R / R News / Statistics

Statistical physics vs Bayesian inference

by joe · November 29, 2018

This article is originally published at https://joewheatley.net

Statistical physics and Bayesian inference are closely related (see Andrew Gelman’s remarks here for example). A good way to illustrate the relationship is to simulate a statistical physics model using the “state-of-the-art full Bayesian statistical inference platform” stan. stan uses Hamiltonian Monte Carlo (HMC) to sample the typical set of the posterior distribution efficiently (Neal 2012) but without the main drawback of HMC, namely, the need to hand-tune the algorithm parameters (Betancourt 2017).

2D XY model

The 2D XY model has played a pivotal role in physics of the past half-century. The model describes a collection of interacting rotors or spins are free to rotate in the xy-plane. Each spin is associated with a site $\bf{r}$ on a $D \times D$ square lattice and is described it’s angle parameter $\theta_{\bf{r}} \in [-\pi,\pi)$ . Spins interact with their four nearest neighbours $\bf{\boldsymbol{\tau}}$ . The energy of a particular configuration $\{\theta_{\bf{r}}\}$ is

(1) $\begin{equation*} E = -\sum_{\bf{r} \boldsymbol{\tau}} \cos(\theta_{\bf{r}+\boldsymbol{\tau}}-\theta_{\bf{r}}) \end{equation*}$

The negative sign in Eqn (1) implies that parallel arrangements of spins have lowest energy (“ferromagnet”). The likelihood of a configuration $\{\theta_{\bf{r}}\}$ is given by the Boltzmann distribution of statistical physics. With uniform priors[*] the posterior joint probability distribution is

(2) $\begin{equation*} P\left( \{\theta_{\bf{r}}\} | \beta \right) \propto e^{-\beta E\left( \{\theta_{\bf{r}}\} \right)} \end{equation*}$

where $\beta$ is the inverse temperature.

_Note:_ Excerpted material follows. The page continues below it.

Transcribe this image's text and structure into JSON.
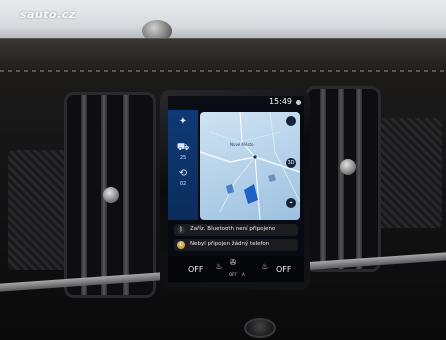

In statistical physics the number of internal parameters $N$ can be very large (e.g. Avogadro’s number for a 2D system $N \sim 7 \times 10^{15}$ ). On the other hand $\beta$ is the sole external data value. This is an extreme limit of Bayesian inference where the inference dataset is small but there are an enormous number of model parameters. In statistical physics, interesting posterior distributions arise from the explicit interactions between parameters even in the absence of a rich inference dataset.

The statistical physics of the 2-D XY model is far from trivial. When $\beta \rightarrow \infty$ spins align in some direction to minimise the energy [**]. For large but finite $\beta$ spins are nearly parallel and the cosine terms in Eqn (1) can be expanded as a quadratic in the small angular differences between neighbouring spins. This “spin-wave” model can be solved analytically. For large $N$ it gives “quasi long range order” i.e. power law decay of spin correlations with distance with exponent $\eta = \frac{1}{2 \pi \beta}$ .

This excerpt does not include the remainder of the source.